Aggressiveness of fusarium section liseola isolates causing maize ear rot in argentina
J. Iglesias, D.A. Presello, G. Botta, G.A. Lori, C.M. Fauguel
Developing resistance to species of Fusarium in maize (Zea mays L.) is important to prevent field mycotoxin contamination. Isolates representative of natural conditions need to be identified to maximize selection responses. Sixty isolates belonging to Fusarium section Liseola collected from a major maize growing region in Argentina were tested for sexual compatibility with eight standard tester strains (A-H) of the Gibberella fujikuroi complex. A twenty-nine isolate sub-sample (MAT-A: 26, MAT-E: 2 and MAT-D: 1) was tested for in vitro production of fumonisins and for aggressiveness to two maize hybrids after silk inoculation. Mating population A (F. verticillioides) was the most prevalent species (90%) coexisting with some isolates belonging to MAT-D (F. proliferatum) and MAT-E (F. subglutinans). Fumonisin production varied from 0.4 to 2884 mg g-1 for MAT-A and from 0.3 to 0.6 mg g-1 for MAT-E. The only isolate from MATD produced undetectable levels.

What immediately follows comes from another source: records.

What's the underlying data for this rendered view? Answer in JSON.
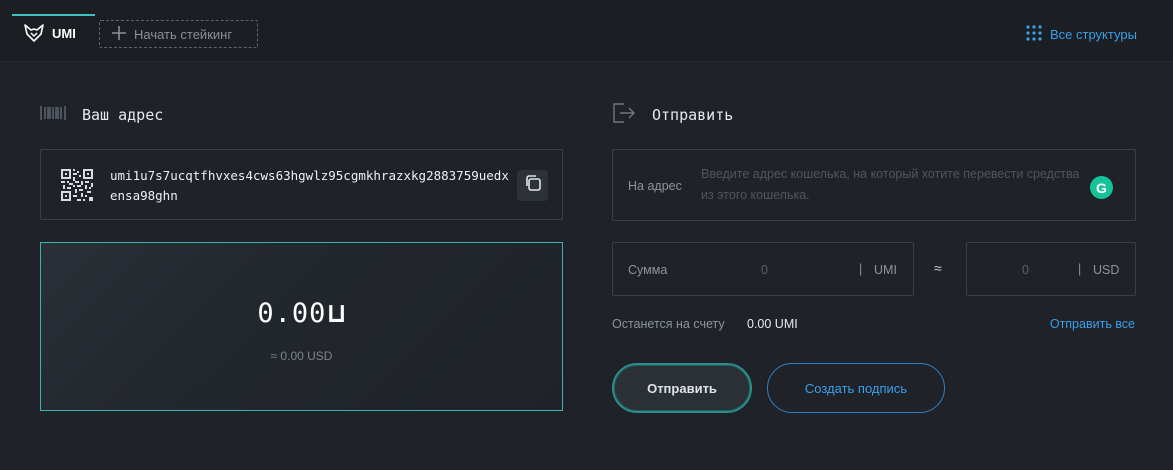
{
  "topbar": {
    "active_tab": "UMI",
    "stake_button": "Начать стейкинг",
    "all_structures": "Все структуры"
  },
  "address_section": {
    "title": "Ваш адрес",
    "address": "umi1u7s7ucqtfhvxes4cws63hgwlz95cgmkhrazxkg2883759uedxensa98ghn"
  },
  "balance": {
    "amount": "0.00",
    "currency_symbol": "⊔",
    "usd": "≈ 0.00 USD"
  },
  "send_section": {
    "title": "Отправить",
    "to_label": "На адрес",
    "to_placeholder": "Введите адрес кошелька, на который хотите перевести средства из этого кошелька.",
    "grammarly_glyph": "G",
    "amount_label": "Сумма",
    "amount_value": "0",
    "amount_unit": "UMI",
    "approx_sign": "≈",
    "usd_value": "0",
    "usd_unit": "USD",
    "separator": "|",
    "remaining_label": "Останется на счету",
    "remaining_value": "0.00 UMI",
    "send_all": "Отправить все",
    "send_button": "Отправить",
    "sign_button": "Создать подпись"
  },
  "colors": {
    "background": "#1f2329",
    "accent_teal": "#3ab4b0",
    "link_blue": "#3aa0e8"
  }
}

Most isolates showed mild aggressiveness but two uncommon highly aggressive strains (MAT-A and D) were also identified. No associations between fumonisin production and disease severity were observed. Differences in disease severity between moderately resistant and susceptible hybrids varied across years and isolates suggesting that responses to selection might depend on the isolate used to produce the inoculum. The use of isolate mixtures might reduce genotype- by-isolate interaction although it would hinder identification of resistance to specific strains.